The hydrogel is embedded with small particles of graphene oxide, which is dark and absorbs light. When light with an intensity comparable to sunlight hits the graphene oxide, the particles heat up and warm the hydrogel, causing it to contract and stretch, pulling the lens into focus. When the light source is removed, the hydrogel expands and releases tension on the lens. Hydrogels are sensitive to light across the visible spectrum.
In a new paper published today (October 22) in the journal Science Robotics, Zheng and his doctoral advisor Xu Jia, a biomedical engineer at the Georgia Institute of Technology, found that the lens can be used in place of the glass lens in traditional light microscopes to discern fine details. For example, the lens can image a 4-micrometer gap between a tick’s claws, see a 5-micrometer fungal filament, and detect a 9-micrometer stump on an ant’s foot.
What’s even more exciting is that the researchers are now integrating the lens into a valve microfluidic system made from the same responsive hydrogel, Zheng said.

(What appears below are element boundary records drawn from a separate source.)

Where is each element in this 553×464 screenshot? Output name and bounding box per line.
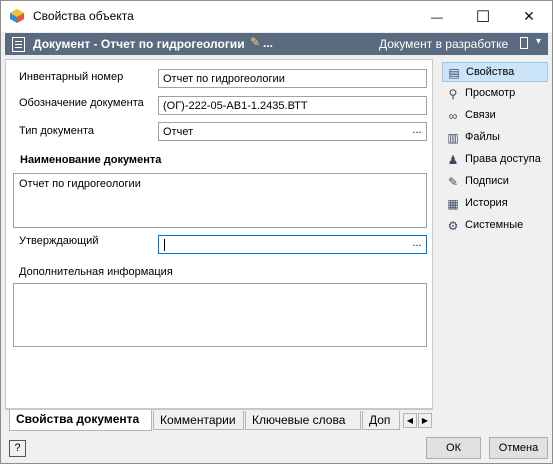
tabs-scroll-right-icon[interactable]: ▶ [418, 413, 432, 428]
document-name-textarea[interactable]: Отчет по гидрогеологии [13, 173, 427, 228]
properties-icon: ▤ [448, 66, 460, 80]
lifecycle-status[interactable]: Документ в разработке [379, 37, 508, 51]
link-icon: ∞ [448, 109, 458, 123]
sidebar-item-label: Файлы [465, 131, 500, 143]
sidebar-item-label: История [465, 197, 508, 209]
tab-document-properties[interactable]: Свойства документа [9, 410, 152, 431]
sidebar-item-access-rights[interactable]: ♟ Права доступа [442, 150, 548, 170]
sidebar-item-label: Системные [465, 219, 524, 231]
properties-dialog: Свойства объекта — ☐ ✕ Документ - Отчет … [0, 0, 553, 464]
help-button[interactable]: ? [9, 440, 26, 457]
system-gear-icon: ⚙ [447, 219, 459, 233]
sidebar-item-preview[interactable]: ⚲ Просмотр [442, 84, 548, 104]
object-header: Документ - Отчет по гидрогеологии ✎ ... … [5, 33, 548, 55]
files-icon: ▥ [447, 131, 459, 145]
doc-type-field[interactable]: Отчет ... [158, 122, 427, 141]
close-button[interactable]: ✕ [506, 1, 552, 32]
tabs-scroll-left-icon[interactable]: ◀ [403, 413, 417, 428]
tab-keywords[interactable]: Ключевые слова [245, 411, 361, 430]
inventory-label: Инвентарный номер [19, 71, 124, 83]
tab-additional[interactable]: Доп [362, 411, 400, 430]
document-name-heading: Наименование документа [20, 154, 162, 166]
magnifier-icon: ⚲ [448, 87, 458, 101]
sidebar-item-properties[interactable]: ▤ Свойства [442, 62, 548, 82]
close-icon: ✕ [523, 8, 535, 24]
header-more-button[interactable]: ... [263, 36, 273, 50]
maximize-button[interactable]: ☐ [460, 1, 506, 32]
sidebar-item-links[interactable]: ∞ Связи [442, 106, 548, 126]
doc-type-browse-button[interactable]: ... [409, 124, 425, 139]
designation-label: Обозначение документа [19, 97, 144, 109]
sidebar-item-label: Свойства [466, 66, 515, 78]
sidebar-item-system[interactable]: ⚙ Системные [442, 216, 548, 236]
dialog-footer: ? ОК Отмена [1, 432, 552, 463]
approver-field[interactable]: ... [158, 235, 427, 254]
status-document-icon[interactable] [520, 37, 528, 49]
sidebar-item-history[interactable]: ▦ История [442, 194, 548, 214]
app-logo-icon [10, 9, 24, 23]
approver-label: Утверждающий [19, 235, 99, 247]
approver-browse-button[interactable]: ... [409, 237, 425, 252]
ok-button[interactable]: ОК [426, 437, 481, 459]
minimize-icon: — [431, 9, 443, 24]
sidebar: ▤ Свойства ⚲ Просмотр ∞ Связи ▥ Файлы ♟ … [439, 59, 550, 409]
status-dropdown-icon[interactable]: ▾ [536, 36, 541, 47]
cancel-button[interactable]: Отмена [489, 437, 548, 459]
inventory-field[interactable]: Отчет по гидрогеологии [158, 69, 427, 88]
extra-info-textarea[interactable] [13, 283, 427, 347]
access-rights-icon: ♟ [447, 153, 459, 167]
sidebar-item-signatures[interactable]: ✎ Подписи [442, 172, 548, 192]
window-title: Свойства объекта [33, 9, 134, 23]
object-title: Документ - Отчет по гидрогеологии [33, 37, 245, 51]
sidebar-item-label: Права доступа [465, 153, 541, 165]
signature-icon: ✎ [447, 175, 459, 189]
doc-type-label: Тип документа [19, 125, 95, 137]
title-bar: Свойства объекта — ☐ ✕ [1, 1, 552, 32]
properties-panel: Инвентарный номер Отчет по гидрогеологии… [5, 59, 433, 409]
maximize-icon: ☐ [475, 8, 491, 26]
tab-comments[interactable]: Комментарии [153, 411, 244, 430]
designation-field[interactable]: (ОГ)-222-05-АВ1-1.2435.ВТТ [158, 96, 427, 115]
sidebar-item-label: Просмотр [465, 87, 516, 99]
doc-type-value: Отчет [163, 126, 194, 138]
text-cursor [164, 239, 165, 251]
extra-info-label: Дополнительная информация [19, 266, 173, 278]
pencil-icon[interactable]: ✎ [250, 35, 260, 49]
bottom-tab-strip: Свойства документа Комментарии Ключевые … [5, 409, 433, 432]
sidebar-item-label: Подписи [465, 175, 509, 187]
sidebar-item-label: Связи [465, 109, 496, 121]
sidebar-item-files[interactable]: ▥ Файлы [442, 128, 548, 148]
document-icon [12, 37, 25, 52]
minimize-button[interactable]: — [414, 1, 460, 32]
history-icon: ▦ [447, 197, 459, 211]
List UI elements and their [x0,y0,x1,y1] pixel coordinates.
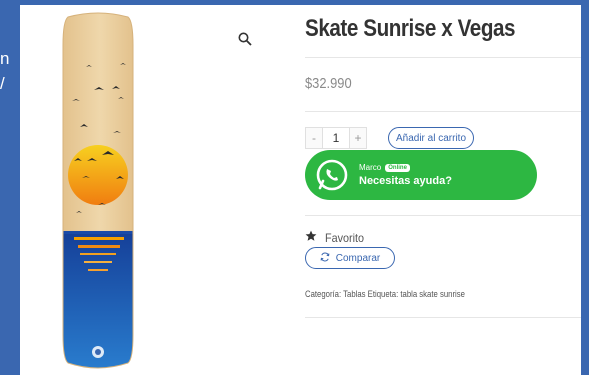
divider [305,317,581,318]
magnifier-icon[interactable] [238,32,252,46]
product-price: $32.990 [305,75,352,92]
left-edge-text: n / [0,46,20,96]
add-to-cart-button[interactable]: Añadir al carrito [388,127,474,149]
quantity-input[interactable]: 1 [322,128,350,148]
divider [305,215,581,216]
whatsapp-icon [315,158,349,192]
product-title: Skate Sunrise x Vegas [305,15,516,42]
whatsapp-agent-name: Marco [359,163,382,172]
whatsapp-agent-row: Marco Online [359,163,452,172]
quantity-decrease-button[interactable]: - [306,128,322,148]
favorite-label: Favorito [325,231,365,245]
product-page: Skate Sunrise x Vegas $32.990 - 1 + Añad… [20,5,581,375]
left-edge-line-1: n [0,49,10,68]
skateboard-image [62,12,134,369]
refresh-icon [320,252,330,265]
divider [305,57,581,58]
status-badge: Online [385,163,410,172]
compare-label: Comparar [335,252,381,264]
product-meta: Categoría: Tablas Etiqueta: tabla skate … [305,289,465,299]
whatsapp-text: Marco Online Necesitas ayuda? [359,163,452,187]
quantity-increase-button[interactable]: + [350,128,366,148]
left-edge-line-2: / [0,74,5,93]
divider [305,111,581,112]
quantity-stepper: - 1 + [305,127,367,149]
product-summary: Skate Sunrise x Vegas $32.990 - 1 + Añad… [305,5,581,375]
whatsapp-message: Necesitas ayuda? [359,175,452,187]
whatsapp-chat-button[interactable]: Marco Online Necesitas ayuda? [305,150,537,200]
star-icon [305,229,317,247]
compare-button[interactable]: Comparar [305,247,395,269]
product-image[interactable] [20,5,274,375]
favorite-link[interactable]: Favorito [305,229,368,247]
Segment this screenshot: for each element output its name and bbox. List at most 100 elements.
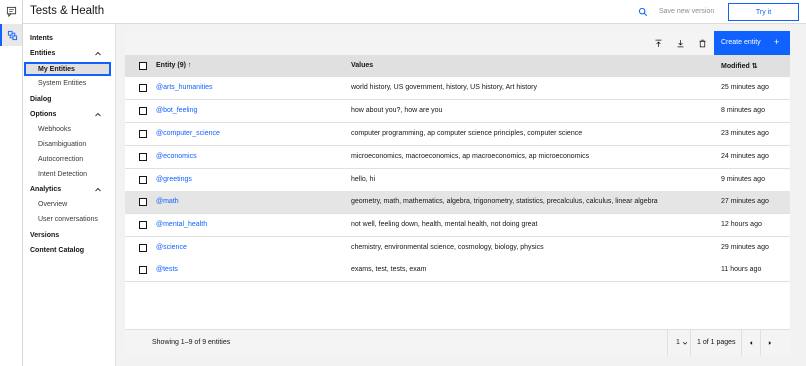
table-row[interactable]: @mental_health not well, feeling down, h… [125, 214, 790, 237]
row-checkbox[interactable] [139, 244, 147, 252]
entity-name-link[interactable]: @computer_science [156, 130, 220, 137]
sidebar-item-disambiguation[interactable]: Disambiguation [38, 141, 86, 148]
sidebar-item-user-conversations[interactable]: User conversations [38, 216, 98, 223]
sidebar-item-intents[interactable]: Intents [30, 35, 53, 42]
entity-name-link[interactable]: @bot_feeling [156, 107, 197, 114]
row-checkbox[interactable] [139, 176, 147, 184]
chevron-up-icon[interactable] [94, 111, 102, 119]
select-all-checkbox[interactable] [139, 62, 147, 70]
entity-values: world history, US government, history, U… [351, 84, 537, 91]
entity-name-link[interactable]: @greetings [156, 176, 192, 183]
modified-time: 8 minutes ago [721, 107, 765, 114]
table-row[interactable]: @greetings hello, hi 9 minutes ago [125, 169, 790, 192]
sidebar-item-analytics[interactable]: Analytics [30, 186, 61, 193]
sidebar-item-system-entities[interactable]: System Entities [38, 80, 86, 87]
entity-header-label: Entity (9) [156, 62, 186, 69]
search-icon[interactable] [636, 5, 650, 19]
entity-name-link[interactable]: @science [156, 244, 187, 251]
sidebar-item-options[interactable]: Options [30, 111, 56, 118]
table-row[interactable]: @tests exams, test, tests, exam 11 hours… [125, 259, 790, 282]
caret-right-icon [768, 341, 772, 345]
entity-column-header[interactable]: Entity (9) ↑ [156, 62, 191, 69]
page-select[interactable]: 1 [667, 330, 691, 356]
sidebar-item-overview[interactable]: Overview [38, 201, 67, 208]
create-entity-label: Create entity [721, 39, 761, 46]
chevron-up-icon[interactable] [94, 50, 102, 58]
chevron-up-icon[interactable] [94, 186, 102, 194]
pagination-bar: Showing 1–9 of 9 entities 1 1 of 1 pages [125, 329, 790, 356]
sidebar-item-my-entities[interactable]: My Entities [24, 62, 111, 76]
entity-values: how about you?, how are you [351, 107, 443, 114]
entity-name-link[interactable]: @mental_health [156, 221, 207, 228]
entity-name-link[interactable]: @arts_humanities [156, 84, 213, 91]
modified-time: 24 minutes ago [721, 153, 769, 160]
showing-count: Showing 1–9 of 9 entities [152, 339, 231, 346]
entity-values: not well, feeling down, health, mental h… [351, 221, 538, 228]
entity-values: geometry, math, mathematics, algebra, tr… [351, 198, 658, 205]
table-row[interactable]: @science chemistry, environmental scienc… [125, 237, 790, 260]
modified-column-header[interactable]: Modified ⇅ [721, 62, 758, 70]
entity-name-link[interactable]: @math [156, 198, 179, 205]
page-of-text: 1 of 1 pages [697, 339, 736, 346]
download-icon[interactable] [673, 36, 687, 50]
modified-time: 25 minutes ago [721, 84, 769, 91]
sidebar-item-dialog[interactable]: Dialog [30, 96, 51, 103]
modified-header-label: Modified [721, 63, 750, 70]
row-checkbox[interactable] [139, 266, 147, 274]
sidebar-item-intent-detection[interactable]: Intent Detection [38, 171, 87, 178]
modified-time: 12 hours ago [721, 221, 762, 228]
entities-panel: Create entity + Entity (9) ↑ Values Modi… [125, 31, 790, 356]
modified-time: 29 minutes ago [721, 244, 769, 251]
chat-icon[interactable] [0, 0, 22, 22]
plus-icon: + [774, 37, 780, 47]
skills-icon[interactable] [0, 24, 22, 46]
table-toolbar: Create entity + [125, 31, 790, 55]
previous-page-button[interactable] [741, 330, 760, 356]
row-checkbox[interactable] [139, 221, 147, 229]
next-page-button[interactable] [760, 330, 779, 356]
table-row[interactable]: @bot_feeling how about you?, how are you… [125, 100, 790, 123]
entity-values: computer programming, ap computer scienc… [351, 130, 583, 137]
entity-values: hello, hi [351, 176, 376, 183]
entity-values: chemistry, environmental science, cosmol… [351, 244, 544, 251]
sidebar-item-webhooks[interactable]: Webhooks [38, 126, 71, 133]
row-checkbox[interactable] [139, 107, 147, 115]
row-checkbox[interactable] [139, 84, 147, 92]
entity-name-link[interactable]: @tests [156, 266, 178, 273]
table-row[interactable]: @economics microeconomics, macroeconomic… [125, 146, 790, 169]
sidebar-item-autocorrection[interactable]: Autocorrection [38, 156, 83, 163]
modified-time: 23 minutes ago [721, 130, 769, 137]
caret-left-icon [749, 341, 753, 345]
sidebar-item-versions[interactable]: Versions [30, 232, 59, 239]
modified-time: 11 hours ago [721, 266, 762, 273]
row-checkbox[interactable] [139, 130, 147, 138]
entity-values: exams, test, tests, exam [351, 266, 427, 273]
sort-ascending-icon[interactable]: ↑ [188, 62, 192, 69]
create-entity-button[interactable]: Create entity + [714, 31, 790, 55]
sidebar-item-content-catalog[interactable]: Content Catalog [30, 247, 84, 254]
table-row[interactable]: @arts_humanities world history, US gover… [125, 77, 790, 100]
entity-name-link[interactable]: @economics [156, 153, 197, 160]
upload-icon[interactable] [651, 36, 665, 50]
modified-time: 9 minutes ago [721, 176, 765, 183]
sidebar-item-entities[interactable]: Entities [30, 50, 55, 57]
row-checkbox[interactable] [139, 198, 147, 206]
page-select-value: 1 [676, 339, 680, 346]
values-column-header: Values [351, 62, 374, 69]
try-it-button[interactable]: Try it [728, 3, 799, 21]
page-title: Tests & Health [30, 5, 105, 17]
table-row[interactable]: @computer_science computer programming, … [125, 123, 790, 146]
icon-rail [0, 0, 23, 366]
sidebar-item-label: My Entities [38, 66, 75, 73]
table-row[interactable]: @math geometry, math, mathematics, algeb… [125, 191, 790, 214]
row-checkbox[interactable] [139, 153, 147, 161]
save-new-version-button[interactable]: Save new version [659, 8, 714, 15]
table-header: Entity (9) ↑ Values Modified ⇅ [125, 55, 790, 77]
sidebar: Intents Entities My Entities System Enti… [23, 24, 116, 366]
top-header: Tests & Health Save new version Try it [23, 0, 806, 24]
modified-time: 27 minutes ago [721, 198, 769, 205]
trash-icon[interactable] [695, 36, 709, 50]
chevron-down-icon [682, 341, 688, 345]
entity-values: microeconomics, macroeconomics, ap macro… [351, 153, 590, 160]
sort-icon[interactable]: ⇅ [752, 63, 758, 70]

In other words, the light used to create the image can also serve to power an intelligent autonomous camera system, Zheng said.
And because hydrogels are adaptable, the lenses could potentially be able to “see” far beyond what the human eye can detect. For example, we might be able to mimic a cat’s vertical eye’s ability to detect camouflaged objects, or copy the squid’s bizarre W-shaped retina to see colors invisible to humans.
“You can actually control the lens in a very unique way,” Zheng said.